Certes, la richesse est une donnée fondamentale du roman libertin6. « Il n’y a qui que ce soit, ma chère fille, s’entend dire Margot la Ravaudeuse, qui ne convienne qu’on fait une fort triste figure en ce monde lorsqu’on n’est pas riche. Point d’argent, dit le proverbe, point de Suisse. On peut bien dire aussi, point d’argent, point de plaisir. »7 Donnée comme vérité générale, cette affirmation concerne tout le monde, mais elle ne sera jamais formulée ainsi dans l’univers des maîtres titrés. Parmi eux, la richesse va de soi, elle est évidente, tellement évidente qu’elle n’est le plus souvent qu’à peine évoquée dans des incipits qui ressemblent tous à celui des Mémoires pour servir à l’histoire des mœurs du XVIIIe siècle de Duclos : « Une naissance illustre, une fortune considérable, un rang distingué, une figure aimable et peut-être de l’esprit, voilà la source de mes travers »8 ; ou à celui des Egarements du cœur et de l’esprit de Crébillon : « J’entrai dans le monde à dix-sept ans, et avec tous les avantages qui peuvent y faire remarquer. Mon père m’avait laissé un grand nom, dont il avait lui-même augmenté l’éclat, et j’attendais de ma mère des biens considérables. »9 Valmont est aussi bien nanti ; c’est Mme de Merteuil qui nous l’apprend au passage lorsqu’elle adresse des reproches à son complice-rival : « Revenez, mon cher Vicomte, revenez : que faites-vous, que pouvez-vous faire chez une vieille tante dont tous les biens vous sont substitués ? »10 Ainsi commence la première lettre de la marquise.

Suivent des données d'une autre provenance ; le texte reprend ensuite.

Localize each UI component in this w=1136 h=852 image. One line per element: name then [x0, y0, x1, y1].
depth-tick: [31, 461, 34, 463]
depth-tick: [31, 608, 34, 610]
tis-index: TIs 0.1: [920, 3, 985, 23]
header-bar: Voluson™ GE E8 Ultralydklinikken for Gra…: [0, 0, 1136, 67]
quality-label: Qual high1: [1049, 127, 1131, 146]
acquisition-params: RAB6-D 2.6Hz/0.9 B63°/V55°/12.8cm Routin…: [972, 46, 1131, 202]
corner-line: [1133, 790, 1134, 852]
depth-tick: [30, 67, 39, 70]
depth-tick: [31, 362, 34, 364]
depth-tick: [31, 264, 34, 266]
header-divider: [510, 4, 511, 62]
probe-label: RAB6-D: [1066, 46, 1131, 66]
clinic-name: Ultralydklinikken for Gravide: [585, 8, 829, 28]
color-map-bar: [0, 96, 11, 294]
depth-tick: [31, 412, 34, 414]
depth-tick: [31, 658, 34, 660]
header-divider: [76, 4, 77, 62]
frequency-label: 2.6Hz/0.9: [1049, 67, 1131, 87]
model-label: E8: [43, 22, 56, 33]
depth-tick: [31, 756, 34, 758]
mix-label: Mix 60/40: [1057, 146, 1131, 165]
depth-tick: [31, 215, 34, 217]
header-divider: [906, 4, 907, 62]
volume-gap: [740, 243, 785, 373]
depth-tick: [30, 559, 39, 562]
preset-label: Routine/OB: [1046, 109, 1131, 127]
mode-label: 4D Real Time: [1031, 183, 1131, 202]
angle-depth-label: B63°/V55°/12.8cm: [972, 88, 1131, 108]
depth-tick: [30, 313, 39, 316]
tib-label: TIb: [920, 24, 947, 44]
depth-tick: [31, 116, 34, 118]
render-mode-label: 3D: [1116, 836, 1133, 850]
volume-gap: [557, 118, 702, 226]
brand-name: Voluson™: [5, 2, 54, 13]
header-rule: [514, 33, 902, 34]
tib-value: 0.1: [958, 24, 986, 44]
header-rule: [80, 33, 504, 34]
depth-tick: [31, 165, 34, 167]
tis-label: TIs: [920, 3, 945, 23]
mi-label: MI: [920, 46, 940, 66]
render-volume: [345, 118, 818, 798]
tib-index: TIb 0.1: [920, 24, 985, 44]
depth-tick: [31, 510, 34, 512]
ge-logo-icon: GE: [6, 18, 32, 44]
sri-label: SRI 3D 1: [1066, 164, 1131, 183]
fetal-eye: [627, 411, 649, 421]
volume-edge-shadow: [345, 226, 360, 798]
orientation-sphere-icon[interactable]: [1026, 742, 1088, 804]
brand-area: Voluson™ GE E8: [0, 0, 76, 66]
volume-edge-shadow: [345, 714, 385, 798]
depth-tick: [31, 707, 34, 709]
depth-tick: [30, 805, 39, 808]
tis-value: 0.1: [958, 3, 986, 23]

Mais Valmont, de même que le Meilcour des Egarements et le héros anonyme des Mémoires, dispose d’un capital qui n’est pas seulement chiffré. Dans leur société, la richesse est constituée autant par le rang, le prestige du nom et la figure que par les biens. Nous sommes là évidemment dans l’univers du roman libertin aristocratique, « microcosme de la mondanité »11 où le commerce est rendu très complexe par la multiplicité des valeurs sur lesquelles il repose comme des intérêts qu’il met en jeu. Les sexes bien sûr, mais aussi les générations, les familles, les pôles d’influence politique et philosophique, sans parler de la particularité des individus, toutes les catégories de cette mince frange de la société se lient autant qu’elles s’affrontent à l’enseigne de l’amour, lequel n’est évidemment qu’un terme générique englobant la multitude de sentiments et pulsions les plus contradictoires qu’implique nécessairement la relation entre les humains (désir, vanité, volonté de puissance, liberté, etc.).

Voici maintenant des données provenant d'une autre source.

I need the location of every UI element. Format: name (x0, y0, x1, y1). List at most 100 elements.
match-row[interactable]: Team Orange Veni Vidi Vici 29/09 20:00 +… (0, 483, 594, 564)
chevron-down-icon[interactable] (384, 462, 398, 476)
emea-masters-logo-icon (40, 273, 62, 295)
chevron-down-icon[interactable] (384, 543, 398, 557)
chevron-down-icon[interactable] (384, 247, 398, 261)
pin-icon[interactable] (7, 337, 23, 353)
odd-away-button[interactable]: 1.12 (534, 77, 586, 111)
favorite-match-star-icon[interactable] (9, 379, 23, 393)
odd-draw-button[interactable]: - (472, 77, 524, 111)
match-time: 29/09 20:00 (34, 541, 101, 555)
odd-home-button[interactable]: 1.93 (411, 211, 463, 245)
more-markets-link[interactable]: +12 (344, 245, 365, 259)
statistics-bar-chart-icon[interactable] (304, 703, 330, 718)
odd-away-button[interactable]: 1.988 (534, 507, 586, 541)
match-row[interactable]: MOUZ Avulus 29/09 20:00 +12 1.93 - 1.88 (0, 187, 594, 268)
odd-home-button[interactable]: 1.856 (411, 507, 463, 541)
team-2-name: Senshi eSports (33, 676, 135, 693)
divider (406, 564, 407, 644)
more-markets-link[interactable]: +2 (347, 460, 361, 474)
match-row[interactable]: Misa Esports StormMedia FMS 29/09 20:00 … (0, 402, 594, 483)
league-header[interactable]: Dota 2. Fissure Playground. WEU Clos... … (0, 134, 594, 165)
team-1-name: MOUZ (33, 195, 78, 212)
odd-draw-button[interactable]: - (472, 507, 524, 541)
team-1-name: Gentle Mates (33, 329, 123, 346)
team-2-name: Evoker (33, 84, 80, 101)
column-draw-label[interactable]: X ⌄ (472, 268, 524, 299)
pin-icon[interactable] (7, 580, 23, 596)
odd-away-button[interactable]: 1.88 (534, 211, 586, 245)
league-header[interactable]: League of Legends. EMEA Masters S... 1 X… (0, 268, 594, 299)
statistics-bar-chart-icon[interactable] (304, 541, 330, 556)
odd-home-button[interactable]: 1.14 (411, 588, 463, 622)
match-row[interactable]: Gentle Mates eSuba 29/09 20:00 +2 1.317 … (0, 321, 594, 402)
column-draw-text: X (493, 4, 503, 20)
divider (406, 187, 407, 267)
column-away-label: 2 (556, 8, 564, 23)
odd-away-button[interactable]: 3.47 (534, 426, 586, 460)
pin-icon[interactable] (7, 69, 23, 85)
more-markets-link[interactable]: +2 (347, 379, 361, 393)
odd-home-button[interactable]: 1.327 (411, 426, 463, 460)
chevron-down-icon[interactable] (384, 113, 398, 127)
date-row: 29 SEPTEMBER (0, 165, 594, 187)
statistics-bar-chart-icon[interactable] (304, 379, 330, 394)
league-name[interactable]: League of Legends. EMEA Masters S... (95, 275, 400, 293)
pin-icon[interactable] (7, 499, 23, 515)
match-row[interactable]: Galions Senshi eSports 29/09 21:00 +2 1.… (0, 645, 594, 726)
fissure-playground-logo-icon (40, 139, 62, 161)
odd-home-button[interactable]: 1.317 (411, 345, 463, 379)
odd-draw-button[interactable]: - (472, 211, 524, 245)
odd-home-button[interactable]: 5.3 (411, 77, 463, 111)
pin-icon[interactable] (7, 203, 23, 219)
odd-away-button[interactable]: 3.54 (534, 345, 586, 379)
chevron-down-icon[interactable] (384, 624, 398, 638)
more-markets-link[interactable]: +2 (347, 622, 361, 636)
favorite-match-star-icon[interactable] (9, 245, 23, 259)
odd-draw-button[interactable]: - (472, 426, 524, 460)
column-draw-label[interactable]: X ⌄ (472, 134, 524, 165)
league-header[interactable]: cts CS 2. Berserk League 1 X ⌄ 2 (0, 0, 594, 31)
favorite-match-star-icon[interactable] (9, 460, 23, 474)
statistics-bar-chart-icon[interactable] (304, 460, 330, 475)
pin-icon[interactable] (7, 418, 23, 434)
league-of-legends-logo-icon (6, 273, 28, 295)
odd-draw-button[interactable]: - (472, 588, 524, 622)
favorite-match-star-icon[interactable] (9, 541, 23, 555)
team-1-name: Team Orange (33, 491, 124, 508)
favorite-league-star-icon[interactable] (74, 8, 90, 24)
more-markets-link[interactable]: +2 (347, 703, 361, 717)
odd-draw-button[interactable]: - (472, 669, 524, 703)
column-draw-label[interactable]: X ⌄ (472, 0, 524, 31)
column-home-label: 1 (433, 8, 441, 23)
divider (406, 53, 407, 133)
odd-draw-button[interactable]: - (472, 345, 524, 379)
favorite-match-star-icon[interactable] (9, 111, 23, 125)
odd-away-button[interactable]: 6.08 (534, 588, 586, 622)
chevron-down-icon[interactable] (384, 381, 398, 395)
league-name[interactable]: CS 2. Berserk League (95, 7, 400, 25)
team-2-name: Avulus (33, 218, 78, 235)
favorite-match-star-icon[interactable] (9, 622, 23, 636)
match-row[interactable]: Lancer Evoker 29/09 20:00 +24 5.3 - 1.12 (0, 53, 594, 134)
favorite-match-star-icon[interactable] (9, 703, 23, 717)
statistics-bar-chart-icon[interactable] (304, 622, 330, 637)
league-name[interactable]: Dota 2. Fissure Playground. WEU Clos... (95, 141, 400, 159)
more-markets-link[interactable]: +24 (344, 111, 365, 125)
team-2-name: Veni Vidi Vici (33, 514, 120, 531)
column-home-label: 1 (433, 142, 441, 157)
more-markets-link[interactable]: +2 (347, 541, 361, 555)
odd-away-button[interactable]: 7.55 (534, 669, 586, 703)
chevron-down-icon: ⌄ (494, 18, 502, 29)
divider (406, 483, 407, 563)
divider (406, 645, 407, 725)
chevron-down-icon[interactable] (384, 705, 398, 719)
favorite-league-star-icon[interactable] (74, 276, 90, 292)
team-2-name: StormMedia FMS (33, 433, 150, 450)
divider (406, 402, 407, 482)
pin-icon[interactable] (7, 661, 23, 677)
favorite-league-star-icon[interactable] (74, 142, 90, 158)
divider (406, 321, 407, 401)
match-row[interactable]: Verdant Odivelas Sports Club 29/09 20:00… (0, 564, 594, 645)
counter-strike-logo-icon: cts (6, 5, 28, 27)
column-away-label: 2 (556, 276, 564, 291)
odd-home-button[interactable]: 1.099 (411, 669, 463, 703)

Toutefois, quelle que soit cette complexité, ce sont toujours des affaires qui sont traitées par des hommes à bonnes fortunes. Chez Crébillon, Dorat, Duclos, Vivant Denon et même chez Laclos, les partenaires sont éclairés sur leur valeur ; ils veulent bien faire les frais de la conversation ou même tirer de leurs propres fonds lorsque les conquêtes sont d’un grand prix ; une fois que l’on aura assez payé de ses soins, on croira avoir acquis des droits sur un cœur et si la passion n’est pas payée de rigueurs, on espère ne pas perdre le fruit de l’entreprise et obtenir bientôt les gages du triomphe ; on pourra alors envisager de renouveler son bail mais en cas d’échec, on en sera quitte à bon marché. On ne sera plus amant, seulement ami et l’on offrira sa discrétion malgré la sécheresse du rôle et la différence des honoraires.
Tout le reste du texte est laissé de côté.